The discussion surrounding the amount of cash required by foreign tourists when they visit Thailand has gained traction. It’s suggested that tourists should have at least 15,000-20,000 Thai Baht, equivalent to around Rp 6 million per person. These stringent regulations concerning cash entry into Thailand have prompted questions about whether Indonesia might adopt similar measures in the future.

Cash checks at Thai immigration are conducted randomly. However, failure to meet the requirements could result in tourists being denied entry into Thailand.

Minister of Tourism and Creative Economy, Sandiaga Uno, addressed the issue, stating that unlike Thailand’s rules, foreign tourists visiting Indonesia don’t need to carry millions of rupiah in cash.

“We don’t have plans to implement such measures. Despite having high-quality tourism, our approach aims to be inclusive,” Sandiaga mentioned during the Weekly Brief with Sandiuno event on Monday (26/2/2024).

He emphasized that Indonesian tourism should cater not only to the affluent but also to those seeking to make a positive environmental impact.

“For instance, tourists engaging in activities to reduce carbon emissions or participating in beach or river clean-up efforts,” Sandiaga explained.

While such activities may not yield financial gains, they contribute positively to the environment and provide valuable experiences. Sandiaga further argued against the notion that requiring tourists to carry large sums of cash would encourage spending.

“I disagree with this approach as tourism should not solely be viewed through the lens of financial capacity,” he added.

Sandiaga also encouraged Indonesians accustomed to traveling to Thailand, who now face the Rp 6.5 million requirement, to consider exploring destinations within Indonesia instead.

Bali Introduces Levy for Foreign Tourists

Meanwhile, the implementation of the foreign tourist levy in Bali has commenced, marking a significant step in the region’s tourism management. The Bali Tourism Office (Dispar) reported a notable collection of Rp9,120,000,000 within a week since February 14, reflecting the initial impact of the new regulation.

Tjok Bagus Pemayun, the Head of Dispar Bali, shared insights into the revenue generated, stating that approximately 60,800 foreign tourists have contributed to this amount.
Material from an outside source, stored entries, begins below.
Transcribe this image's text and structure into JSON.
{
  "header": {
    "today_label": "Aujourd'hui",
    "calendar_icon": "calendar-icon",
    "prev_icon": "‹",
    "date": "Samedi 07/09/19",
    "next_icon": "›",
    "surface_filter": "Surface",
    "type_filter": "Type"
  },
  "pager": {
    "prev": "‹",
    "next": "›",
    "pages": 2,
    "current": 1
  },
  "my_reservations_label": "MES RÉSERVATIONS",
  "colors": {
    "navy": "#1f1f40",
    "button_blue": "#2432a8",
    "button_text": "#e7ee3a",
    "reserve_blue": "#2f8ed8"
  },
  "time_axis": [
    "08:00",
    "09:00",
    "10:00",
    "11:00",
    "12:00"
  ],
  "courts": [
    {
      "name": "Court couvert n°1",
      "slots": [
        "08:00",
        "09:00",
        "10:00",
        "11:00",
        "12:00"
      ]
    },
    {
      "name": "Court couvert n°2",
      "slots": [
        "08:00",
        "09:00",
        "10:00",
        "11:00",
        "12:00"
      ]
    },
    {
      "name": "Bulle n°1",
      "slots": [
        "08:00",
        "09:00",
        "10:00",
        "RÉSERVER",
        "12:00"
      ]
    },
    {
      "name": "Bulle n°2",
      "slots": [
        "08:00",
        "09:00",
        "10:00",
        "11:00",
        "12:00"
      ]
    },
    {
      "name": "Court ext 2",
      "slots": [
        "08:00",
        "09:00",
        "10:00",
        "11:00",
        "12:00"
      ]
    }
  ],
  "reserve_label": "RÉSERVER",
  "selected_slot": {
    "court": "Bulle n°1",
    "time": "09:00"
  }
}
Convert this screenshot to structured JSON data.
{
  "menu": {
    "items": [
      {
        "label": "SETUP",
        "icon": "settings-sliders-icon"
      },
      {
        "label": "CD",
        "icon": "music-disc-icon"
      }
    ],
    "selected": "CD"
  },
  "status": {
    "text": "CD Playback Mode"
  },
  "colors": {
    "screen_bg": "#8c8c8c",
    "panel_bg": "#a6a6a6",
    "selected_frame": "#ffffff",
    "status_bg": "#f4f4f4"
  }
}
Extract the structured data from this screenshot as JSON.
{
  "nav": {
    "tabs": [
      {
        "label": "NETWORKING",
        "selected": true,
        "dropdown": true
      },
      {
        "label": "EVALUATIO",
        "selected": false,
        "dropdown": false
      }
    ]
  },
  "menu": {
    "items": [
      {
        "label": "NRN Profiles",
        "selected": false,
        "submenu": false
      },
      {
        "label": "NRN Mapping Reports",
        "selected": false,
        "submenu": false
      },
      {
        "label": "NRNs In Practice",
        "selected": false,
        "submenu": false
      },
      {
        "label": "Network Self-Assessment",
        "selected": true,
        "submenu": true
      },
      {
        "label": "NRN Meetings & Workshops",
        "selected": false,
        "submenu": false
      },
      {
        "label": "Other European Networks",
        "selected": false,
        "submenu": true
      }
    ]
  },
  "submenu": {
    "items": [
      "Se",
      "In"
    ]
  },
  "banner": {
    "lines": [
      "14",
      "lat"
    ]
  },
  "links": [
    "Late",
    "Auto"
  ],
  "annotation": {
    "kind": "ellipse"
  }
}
The funds collected are channeled into the regional treasury and managed in accordance with the regional budget mechanism overseen by the Bali Regional Development Planning Agency (Bappeda). Notably, the allocation of these funds prioritizes addressing environmental concerns and preserving Bali’s rich cultural heritage.

Reflecting on the early success of the levy, the Bali Provincial Government expressed gratitude for the immediate financial contributions from tourists. Tjok emphasized the ongoing commitment to ensure a seamless experience for visitors, with a focus on safety and comfort upon their arrival in Bali.

While acknowledging the revenue generated, officials are keen on continuous improvement. Feedback regarding the inspection locations and overall implementation process is being carefully considered to enhance the efficiency and effectiveness of the levy system. Plans for regular evaluations every three months aim to optimize the program’s performance and address any operational challenges.